Billie Holiday alla une deuxième fois en Europe fin 1958, puis à Londres pour participer au Chelsea At Nine Show sur la chaîne Granada en février 1959. A son retour aux Etats-Unis, son état de santé empira et, fin mai 1959, elle fut hospitalisée en raison de graves problèmes cardiaques et hépatiques. Toujours harcelée par la police (elle avait déjà été interpellée en 1949 et 1956 pour possession de drogue), elle fut arrêtée puis assignée à résidence dans sa chambre pour détention de stupéfiants et placée sous surveillance policière, le dernier outrage que lui infligea le système.
Ainsi, la plus grande chanteuse de jazz mourut dans des conditions humiliantes le 17 juillet 1959 à 3h10 du matin, avec sur elle une liasse 750 $ qui lui avaient été versés à titre d’avance pour une série d’articles.

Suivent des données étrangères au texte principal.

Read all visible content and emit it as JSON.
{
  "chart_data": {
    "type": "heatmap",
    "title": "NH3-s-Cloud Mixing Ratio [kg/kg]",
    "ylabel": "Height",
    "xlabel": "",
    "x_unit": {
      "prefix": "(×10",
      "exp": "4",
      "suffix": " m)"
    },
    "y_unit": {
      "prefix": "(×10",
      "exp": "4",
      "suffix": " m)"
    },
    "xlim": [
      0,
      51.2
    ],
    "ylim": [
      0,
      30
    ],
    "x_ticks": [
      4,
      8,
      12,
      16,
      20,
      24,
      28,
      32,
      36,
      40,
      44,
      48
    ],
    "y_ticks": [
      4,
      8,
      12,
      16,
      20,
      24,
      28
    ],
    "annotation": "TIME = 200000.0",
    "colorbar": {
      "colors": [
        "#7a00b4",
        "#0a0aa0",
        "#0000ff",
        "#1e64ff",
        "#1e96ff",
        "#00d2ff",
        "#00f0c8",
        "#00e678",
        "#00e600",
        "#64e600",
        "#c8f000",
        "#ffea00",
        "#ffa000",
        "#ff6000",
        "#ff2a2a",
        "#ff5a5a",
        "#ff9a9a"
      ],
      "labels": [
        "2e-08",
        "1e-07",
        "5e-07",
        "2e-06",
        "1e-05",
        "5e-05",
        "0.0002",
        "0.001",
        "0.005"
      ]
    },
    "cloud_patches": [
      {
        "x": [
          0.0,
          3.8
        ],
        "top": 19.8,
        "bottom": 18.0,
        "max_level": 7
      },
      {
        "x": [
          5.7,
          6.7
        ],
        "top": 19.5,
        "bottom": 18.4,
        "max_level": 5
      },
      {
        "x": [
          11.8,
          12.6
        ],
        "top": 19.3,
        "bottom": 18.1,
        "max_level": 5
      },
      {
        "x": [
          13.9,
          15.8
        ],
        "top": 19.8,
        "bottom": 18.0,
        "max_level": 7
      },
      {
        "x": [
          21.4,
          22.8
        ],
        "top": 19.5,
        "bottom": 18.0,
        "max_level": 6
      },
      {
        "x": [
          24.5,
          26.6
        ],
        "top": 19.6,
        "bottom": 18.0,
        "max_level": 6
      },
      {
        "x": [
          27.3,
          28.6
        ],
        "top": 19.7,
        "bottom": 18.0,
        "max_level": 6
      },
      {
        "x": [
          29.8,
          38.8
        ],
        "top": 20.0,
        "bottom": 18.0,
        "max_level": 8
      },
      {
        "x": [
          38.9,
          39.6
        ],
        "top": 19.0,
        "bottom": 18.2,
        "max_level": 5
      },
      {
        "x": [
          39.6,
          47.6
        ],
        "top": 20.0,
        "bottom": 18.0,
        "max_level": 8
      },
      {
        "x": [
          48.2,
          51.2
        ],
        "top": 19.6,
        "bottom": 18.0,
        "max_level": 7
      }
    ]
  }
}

Quelque temps avant sa mort, des désaccords étaient apparus entre un avocat, qui avait apparemment décidé de son propre chef de défendre les intérêts de la chanteuse, et Louis McKay, qu’elle avait épousé en secondes noces le 28 mars 1957. Billie Holiday ne vécut pas assez longtemps pour pouvoir se réjouir de l’avalanche de livres, biographies, études critiques, essais, articles, livrets de disques, discographies, mentions dans des ouvrages de références, chapitres dans d’innombrables livres consacrés au jazz, films et documentaires télévisés, qui dépassèrent de loin la reconnaissance dont elle bénéficia de son vivant.

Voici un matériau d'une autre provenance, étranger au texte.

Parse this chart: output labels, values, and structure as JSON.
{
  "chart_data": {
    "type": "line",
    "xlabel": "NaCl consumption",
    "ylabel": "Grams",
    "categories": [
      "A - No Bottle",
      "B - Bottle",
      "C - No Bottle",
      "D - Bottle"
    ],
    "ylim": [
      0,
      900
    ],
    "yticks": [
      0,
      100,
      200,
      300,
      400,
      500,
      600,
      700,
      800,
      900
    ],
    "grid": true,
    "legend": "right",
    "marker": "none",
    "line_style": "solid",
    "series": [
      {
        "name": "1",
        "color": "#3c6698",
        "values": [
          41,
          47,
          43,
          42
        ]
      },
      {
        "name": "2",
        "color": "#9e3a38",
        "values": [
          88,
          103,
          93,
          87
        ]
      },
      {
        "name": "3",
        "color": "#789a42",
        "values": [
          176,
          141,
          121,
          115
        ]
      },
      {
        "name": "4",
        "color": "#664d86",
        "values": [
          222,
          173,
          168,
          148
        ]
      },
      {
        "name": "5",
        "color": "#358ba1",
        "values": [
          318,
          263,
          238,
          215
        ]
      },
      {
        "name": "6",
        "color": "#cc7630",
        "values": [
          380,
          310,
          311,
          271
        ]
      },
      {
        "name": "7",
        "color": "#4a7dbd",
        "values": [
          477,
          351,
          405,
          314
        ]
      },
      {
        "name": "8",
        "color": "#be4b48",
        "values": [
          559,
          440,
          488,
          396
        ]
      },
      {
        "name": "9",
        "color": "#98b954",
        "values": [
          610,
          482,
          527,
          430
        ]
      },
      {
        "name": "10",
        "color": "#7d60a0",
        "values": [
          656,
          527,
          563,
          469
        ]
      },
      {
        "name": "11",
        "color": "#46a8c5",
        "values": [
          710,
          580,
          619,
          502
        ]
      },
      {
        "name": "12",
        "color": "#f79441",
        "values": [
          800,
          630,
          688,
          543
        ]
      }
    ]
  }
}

Pour compenser sa gamme vocale limitée, Billie Holiday avait notamment recours à des variations tonales et au vibrato ; elle avait en outre développé un phrasé inimitable et un style d’interprétation très personnel de chansons populaires, qui confirment son originalité et son talent. Sa diction parfaite, sa manière de jouer sur la hauteur d’un ton, sa capacité d’improvisation, sa richesse émotionnelle qui lui permettait de passer d’un optimisme enjoué, voire aguicheur, à des accents provocateurs, fiers et désenchantés, n’étaient pas le fruit du hasard. Holiday a travaillé d’arrache-pied pour s’imposer dans un milieu très difficile. Le fait qu’elle ait survécu paraît assez incroyable, mais qu’elle soit devenue la plus grande chanteuse de jazz de tous les temps tient du miracle. Aujourd’hui, elle est adulée au-delà de toutes ses espérances dans des lieux où elle était « persona non grata » de son vivant. Paradoxalement, elle n’aurait pas été surprise car, comme elle l’écrivit dans son autobiographie : « Il n’y a pas de pire business que le show business. On doit se forcer à sourire pour ne pas vomir ». Tous les néophytes étudiant la musique populaire ou le jazz sont confrontés, à un moment ou à un autre, à Billie Holiday. Sa musique et son parcours ne peuvent que les émouvoir, voire les impressionner.